Mayor Ray Nagin imposed a dawn-to-dusk curfew that was to begin Sunday at sunset, while the last bus carrying residents to safety was to leave at 3 p.m. Sunday.
Nagin also warned that looting — one of the chronic problems after Hurricane Katrina — would not be tolerated. “Looters will go directly to jail. You will not get a pass this time,” he said. “You will not have a temporary stay in the city. You will go directly to the Big House.”
Most were taking him seriously. Stores and restaurants shut down, hotels closed and windows were boarded up. Some who planned to stay changed their mind at the last second, not willing to risk the worst.
“I got scared at the last minute,” said Ollie Hilson, 54, of Marrero, a town on the west bank of the Mississippi River. She was waiting for a bus in a gymnasium where the New Orleans Hornets practice. She had a single plastic grocery bag with a change of clothes and a few personal belongings, and waited with her two nieces and their four children, all under the age of 3. “I was worried about the kids. We just couldn’t stay.”
Gustav had weakened to a Category 3 hurricane while crossing western Cuba on Saturday, but was expected to strengthen later in the warm waters of the Gulf of Mexico.

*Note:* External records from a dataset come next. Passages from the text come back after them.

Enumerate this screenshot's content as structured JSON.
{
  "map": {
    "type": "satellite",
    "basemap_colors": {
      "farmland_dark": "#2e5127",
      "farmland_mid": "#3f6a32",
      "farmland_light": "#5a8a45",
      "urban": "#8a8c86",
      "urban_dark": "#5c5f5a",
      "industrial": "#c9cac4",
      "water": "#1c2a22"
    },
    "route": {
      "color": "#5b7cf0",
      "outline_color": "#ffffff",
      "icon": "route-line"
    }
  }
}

It had also picked up speed on leaving Cuba and was moving northwest at 17 mph with winds of 115 mph, according to the National Hurricane Center’s 2 p.m. ET advisory. The center also warned that Gustav could spawn tornadoes along the coast.
Some hospitals changed plans once Gustav sped up and decided to evacuate patients they had planned to shelter there, Homeland Security Secretary Michael Chertoff told reporters Sunday before leaving for a command post in Louisiana.
I posted a diary last night with online resources. This has been proving helpful for people to coordinate efforts to aid in evacuation.
There’s also some links provided on the Metblogs Hub site.